I'm using a molecular biological method which requires the following normalization
$$Q = \frac{A}{\sqrt[k]{\prod_{i=1}^k B_i}}.$$
How can I find the standard deviation of $Q$, given that $A$ and $B_i$ have known standard deviations? Unfortunately my math training is not good enough for me to solve this.
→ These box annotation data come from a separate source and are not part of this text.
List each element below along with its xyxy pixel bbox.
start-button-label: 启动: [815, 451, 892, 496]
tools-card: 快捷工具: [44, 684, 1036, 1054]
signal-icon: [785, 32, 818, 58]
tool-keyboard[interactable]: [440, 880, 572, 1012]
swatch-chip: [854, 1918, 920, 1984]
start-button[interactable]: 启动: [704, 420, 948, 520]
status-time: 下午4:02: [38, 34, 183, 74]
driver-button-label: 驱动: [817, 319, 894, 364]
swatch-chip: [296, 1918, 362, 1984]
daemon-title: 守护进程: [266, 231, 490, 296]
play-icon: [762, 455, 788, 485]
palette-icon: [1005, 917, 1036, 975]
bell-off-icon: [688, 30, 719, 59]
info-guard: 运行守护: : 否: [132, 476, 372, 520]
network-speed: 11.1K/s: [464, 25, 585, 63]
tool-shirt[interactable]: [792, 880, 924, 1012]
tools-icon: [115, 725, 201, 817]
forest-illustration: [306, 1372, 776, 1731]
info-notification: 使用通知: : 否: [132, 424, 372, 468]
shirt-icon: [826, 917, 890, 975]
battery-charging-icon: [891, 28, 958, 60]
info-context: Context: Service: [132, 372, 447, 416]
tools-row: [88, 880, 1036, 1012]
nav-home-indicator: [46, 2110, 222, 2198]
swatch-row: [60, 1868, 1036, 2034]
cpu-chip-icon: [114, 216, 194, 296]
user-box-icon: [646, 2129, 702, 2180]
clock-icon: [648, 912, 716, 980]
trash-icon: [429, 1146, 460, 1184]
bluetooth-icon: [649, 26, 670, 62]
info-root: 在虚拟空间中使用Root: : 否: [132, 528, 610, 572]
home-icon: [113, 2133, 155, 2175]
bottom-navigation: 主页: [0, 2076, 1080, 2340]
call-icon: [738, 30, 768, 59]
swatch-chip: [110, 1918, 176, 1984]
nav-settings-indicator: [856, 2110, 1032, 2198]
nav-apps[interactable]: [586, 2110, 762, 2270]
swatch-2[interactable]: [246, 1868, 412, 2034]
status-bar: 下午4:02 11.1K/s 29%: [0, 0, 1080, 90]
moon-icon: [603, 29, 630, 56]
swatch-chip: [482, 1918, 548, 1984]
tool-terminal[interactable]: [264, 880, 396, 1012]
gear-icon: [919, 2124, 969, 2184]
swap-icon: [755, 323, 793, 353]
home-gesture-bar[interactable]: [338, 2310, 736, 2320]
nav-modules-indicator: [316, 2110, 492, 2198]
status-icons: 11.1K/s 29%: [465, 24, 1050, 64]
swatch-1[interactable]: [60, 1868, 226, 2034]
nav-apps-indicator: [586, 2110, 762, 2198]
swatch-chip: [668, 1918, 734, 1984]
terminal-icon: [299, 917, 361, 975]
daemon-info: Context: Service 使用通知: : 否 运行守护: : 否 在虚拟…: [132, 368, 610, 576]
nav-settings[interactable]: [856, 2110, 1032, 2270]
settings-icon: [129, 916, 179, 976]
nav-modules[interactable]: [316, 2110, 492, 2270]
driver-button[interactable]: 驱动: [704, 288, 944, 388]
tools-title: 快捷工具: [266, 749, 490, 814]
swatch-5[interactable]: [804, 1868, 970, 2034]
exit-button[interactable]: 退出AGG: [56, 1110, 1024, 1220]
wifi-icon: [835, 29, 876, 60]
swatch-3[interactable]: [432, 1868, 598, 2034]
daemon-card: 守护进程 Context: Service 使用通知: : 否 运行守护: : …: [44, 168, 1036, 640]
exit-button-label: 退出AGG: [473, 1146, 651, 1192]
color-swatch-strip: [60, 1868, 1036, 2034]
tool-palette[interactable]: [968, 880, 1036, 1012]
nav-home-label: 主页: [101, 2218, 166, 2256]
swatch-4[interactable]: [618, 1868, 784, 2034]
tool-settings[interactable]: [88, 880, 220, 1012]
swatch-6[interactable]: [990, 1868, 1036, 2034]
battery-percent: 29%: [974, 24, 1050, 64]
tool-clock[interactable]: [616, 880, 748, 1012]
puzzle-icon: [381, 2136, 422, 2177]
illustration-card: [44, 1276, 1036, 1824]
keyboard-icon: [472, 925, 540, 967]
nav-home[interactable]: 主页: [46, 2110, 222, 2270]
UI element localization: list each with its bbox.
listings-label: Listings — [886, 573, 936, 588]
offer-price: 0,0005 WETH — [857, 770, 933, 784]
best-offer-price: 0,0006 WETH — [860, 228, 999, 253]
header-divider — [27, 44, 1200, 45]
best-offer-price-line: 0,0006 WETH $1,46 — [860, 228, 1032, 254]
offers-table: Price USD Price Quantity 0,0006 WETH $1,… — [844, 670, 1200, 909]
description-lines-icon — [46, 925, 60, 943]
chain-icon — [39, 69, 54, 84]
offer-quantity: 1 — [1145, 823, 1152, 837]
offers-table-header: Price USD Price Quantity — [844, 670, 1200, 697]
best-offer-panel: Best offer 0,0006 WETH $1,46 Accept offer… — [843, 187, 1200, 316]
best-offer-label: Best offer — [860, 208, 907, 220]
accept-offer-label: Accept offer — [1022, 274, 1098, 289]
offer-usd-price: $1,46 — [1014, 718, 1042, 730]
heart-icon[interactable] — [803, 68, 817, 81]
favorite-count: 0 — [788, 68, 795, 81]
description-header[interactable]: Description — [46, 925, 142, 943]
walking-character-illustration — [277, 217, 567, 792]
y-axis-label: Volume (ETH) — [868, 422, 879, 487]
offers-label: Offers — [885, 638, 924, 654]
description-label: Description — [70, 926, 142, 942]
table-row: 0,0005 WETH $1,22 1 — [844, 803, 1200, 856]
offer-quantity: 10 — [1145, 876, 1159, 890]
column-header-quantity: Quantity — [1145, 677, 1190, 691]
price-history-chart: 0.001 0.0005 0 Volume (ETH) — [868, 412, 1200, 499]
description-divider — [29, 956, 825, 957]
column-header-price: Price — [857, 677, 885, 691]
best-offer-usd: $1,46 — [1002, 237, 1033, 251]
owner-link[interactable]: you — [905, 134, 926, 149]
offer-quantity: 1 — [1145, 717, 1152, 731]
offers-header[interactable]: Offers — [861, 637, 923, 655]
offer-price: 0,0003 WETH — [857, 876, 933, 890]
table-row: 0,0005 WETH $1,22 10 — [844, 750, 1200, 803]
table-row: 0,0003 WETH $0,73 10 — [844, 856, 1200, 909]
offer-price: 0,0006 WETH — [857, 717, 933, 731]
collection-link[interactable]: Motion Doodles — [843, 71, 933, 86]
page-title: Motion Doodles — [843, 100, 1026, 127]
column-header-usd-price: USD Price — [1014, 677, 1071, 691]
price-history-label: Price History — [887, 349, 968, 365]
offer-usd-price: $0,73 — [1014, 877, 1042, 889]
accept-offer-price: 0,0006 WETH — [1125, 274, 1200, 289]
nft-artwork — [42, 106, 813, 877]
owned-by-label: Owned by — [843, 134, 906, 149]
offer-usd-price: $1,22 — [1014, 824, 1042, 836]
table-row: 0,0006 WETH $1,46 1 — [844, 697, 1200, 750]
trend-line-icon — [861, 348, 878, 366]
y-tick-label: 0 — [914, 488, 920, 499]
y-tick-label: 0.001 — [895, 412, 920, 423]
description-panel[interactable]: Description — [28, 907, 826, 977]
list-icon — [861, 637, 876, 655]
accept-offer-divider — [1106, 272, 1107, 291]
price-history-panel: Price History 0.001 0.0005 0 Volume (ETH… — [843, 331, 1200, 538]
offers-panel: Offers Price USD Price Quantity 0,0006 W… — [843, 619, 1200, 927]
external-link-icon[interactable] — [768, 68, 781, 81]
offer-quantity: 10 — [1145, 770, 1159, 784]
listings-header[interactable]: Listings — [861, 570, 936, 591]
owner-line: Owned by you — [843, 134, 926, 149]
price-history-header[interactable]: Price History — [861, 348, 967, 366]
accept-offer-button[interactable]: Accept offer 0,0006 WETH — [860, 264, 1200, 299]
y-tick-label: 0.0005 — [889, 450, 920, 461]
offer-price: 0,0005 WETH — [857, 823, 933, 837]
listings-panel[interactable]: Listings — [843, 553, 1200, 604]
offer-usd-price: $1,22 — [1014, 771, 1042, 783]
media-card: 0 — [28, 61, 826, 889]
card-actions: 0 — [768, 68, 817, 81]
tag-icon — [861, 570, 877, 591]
Is there some kind of standard approach to solve this?
EDIT
The logarithm of the above expression is given by: $$ \log(Q)=\log(A)-\frac{1}{k}\cdot \sum_{i=1}^{k}\log(B_{i}) $$
If $(A, B_{1},\ldots, B_{k})$ are uncorrelated (i.e. $\mathrm{Cov}(A,B_{i})=0$ for all $i$ and $\mathrm{Cov}(B_{i},B_{j})=0$ for all $i\neq j$), then the standard deviation of $\log(Q)$ is given by: $$ \mathrm{SD}(\log(Q))=\sqrt{\mathrm{SD}(\log(A))^{2} + \left(\frac{1}{k}\right)^{2}\cdot \sum_{i=1}^{k}\mathrm{SD}(\log(B_{i}))^{2}} $$
Derivation
Let's define $\mathrm{Var}(X)$ as the variance of $X$ and $\mathrm{SD}(X)$ as the standard deviation of $X$, where $\mathrm{SD}(X)=\sqrt{\mathrm{Var}(X)}$. Further, we can make use of the following properties of variances where $(X, Y, X_{1}, \ldots, X_{i})$ are uncorrelated variables and where $a$ denotes a constant: $$ \begin{align} \mathrm{Var}(aX) &= a^{2}\mathrm{Var}(X)\\ \mathrm{Var}(X+Y) &= \mathrm{Var}(X) + \mathrm{Var}(Y)\\ \mathrm{Var}(X-Y) &= \mathrm{Var}(X) + \mathrm{Var}(Y)\\ \mathrm{Var}(X-aY) &= \mathrm{Var}(X) + a^{2}\mathrm{Var}(Y)\\ \mathrm{Var}\left(\sum_{i}X_{i}\right) &= \sum_{i}\mathrm{Var}(X_{i})\\ \end{align} $$ Our equation has the basic form $X-a\sum_{i}Y_{i}$, where $X=\log(A), a=\frac{1}{k}$ and $Y_{i}=\log(B_{i})$. Now we can put all pieces together: $$ \mathrm{Var}(\log(Q))=\mathrm{Var}(\log(A)) + \left(\frac{1}{k}\right)^{2}\cdot \sum_{i=1}^{k}\mathrm{Var}(\log(B_{i})) $$ And because the standard deviation is just the square root of the variance, we can substitute the variance by the squared standard deviation and take the sqare root on both sides and get the formula above.